- Born: 10 November 1970 (age 55) Fatsa, Ordu Province, Turkey
- Other name: "Mobilyacı katili" ("The Furniture Dealers' Killer"
- Criminal charge: Murder
- Capture status: Arrested

Details
- Victims: 3
- Span of crimes: May 5, 1998 – June 6, 1998

= Seyit Ahmet Demirci =

Turkish serial killer

Seyit Ahmet Demirci (born 10 November 1970) is a Turkish serial killer, who is dubbed "Mobilyacı katili" ("The Furniture Dealers' Killer") in the media. He was convicted of killing three different furniture dealers.

Seyit Ahmet Demirci grew up in Fatsa, Ordu Province, northern Turkey.

As a child, he worked in a furniture shop. He claimed that at the age of 11, the elderly shop owner had sexually abused him in the basement of the shop. He also claimed to have witnessed the molestation of a co-worker by the same employer in the shop basement.

He moved to Istanbul and developed hatred towards furniture dealers, particularly those who said they had some other furniture in the basement. He committed his first murder shooting Ali Osman Beldek in the neck at the Turgut Reis neighborhood of Esenler, Istanbul on 5 May 1998. Then, he shot Mehmet Kayatuzu dead in Bağcılar, Istanbul on 4 June 1998, and two days later killed Celal Pınargöz, also in Esenler. All three victims were selected randomly and unknown to him. His modus operandi was to shoot them with a single bullet in the neck in their shop's basement.
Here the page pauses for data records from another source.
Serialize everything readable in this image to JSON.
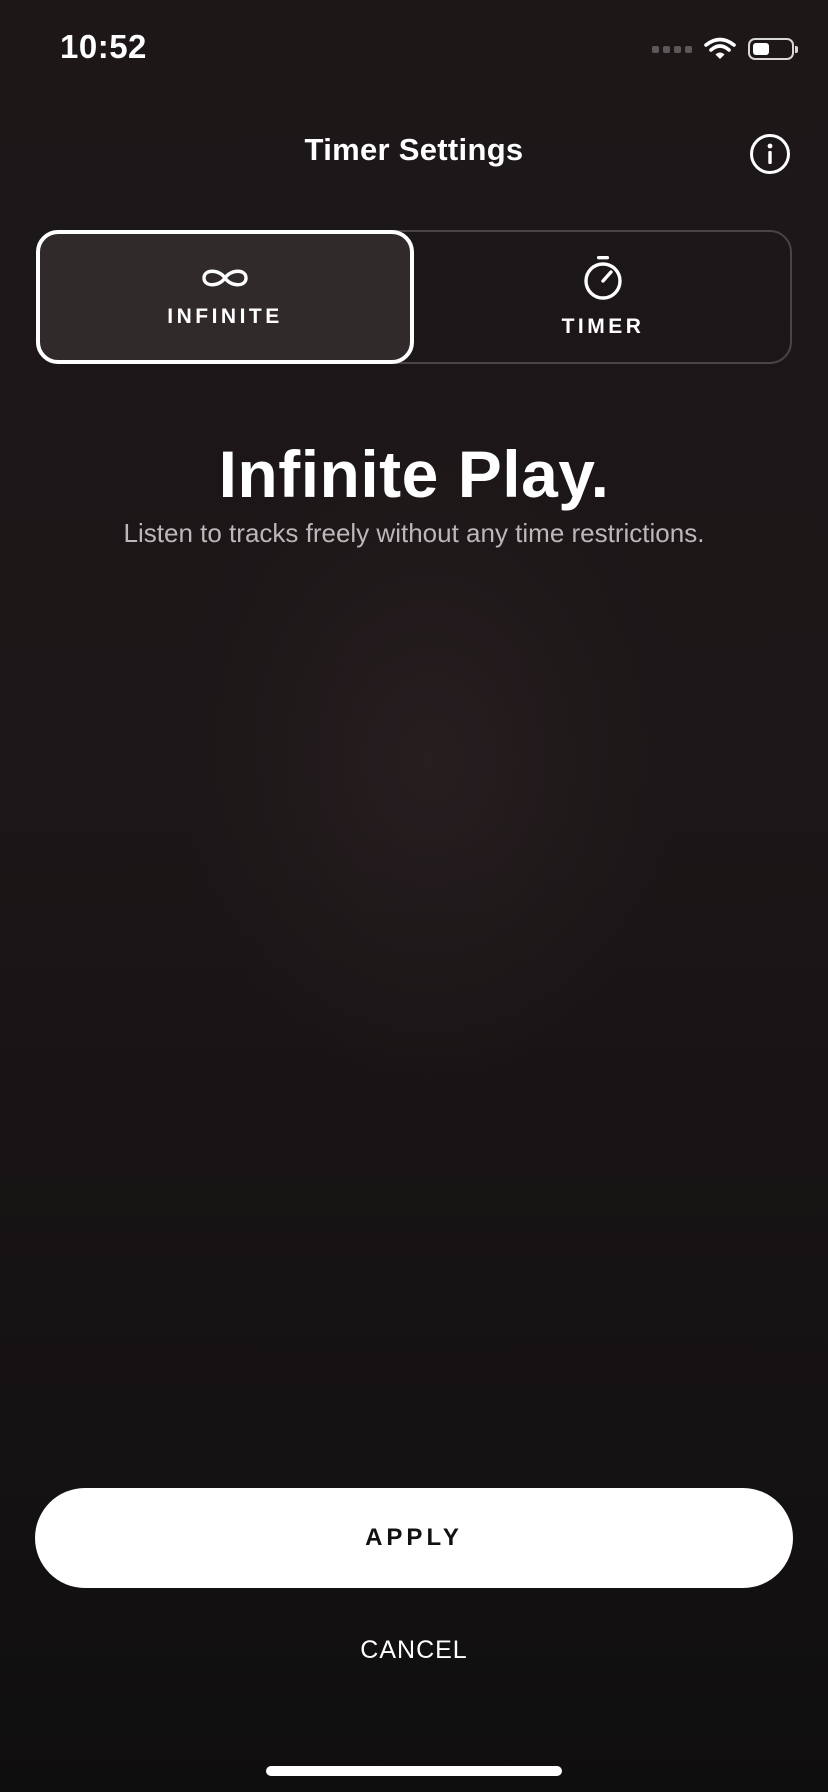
{
  "status_bar": {
    "time": "10:52",
    "signal_icon": "signal-dots-icon",
    "wifi_icon": "wifi-icon",
    "battery_icon": "battery-icon",
    "battery_level": 0.45
  },
  "header": {
    "title": "Timer Settings",
    "info_icon": "info-icon"
  },
  "mode_selector": {
    "selected": "infinite",
    "options": [
      {
        "id": "infinite",
        "label": "INFINITE",
        "icon": "infinity-icon"
      },
      {
        "id": "timer",
        "label": "TIMER",
        "icon": "stopwatch-icon"
      }
    ]
  },
  "content": {
    "headline": "Infinite Play.",
    "description": "Listen to tracks freely without any time restrictions."
  },
  "actions": {
    "apply_label": "APPLY",
    "cancel_label": "CANCEL"
  },
  "colors": {
    "background": "#1a1516",
    "accent": "#ffffff",
    "selected_segment": "#302a2b",
    "muted_text": "#bcb7b8"
  }
}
He was dubbed by the media as "Mobilyacı katili" ("The Furniture Dealers' Killer").

He was arrested and prosecuted for serial murder. The judge focused on the possibility that mental illness was the cause of his criminality, despite the fact that three forensic medicine institutions attested that he had a sound mind. The court wanted to sentence him with leniency, however, he was sentenced to the death penalty on three counts.

Demirci stated that, had he not been caught, he would have continued until he had killed eleven victims. The significance of the number eleven for him was that was his age at the time of the alleged molestation.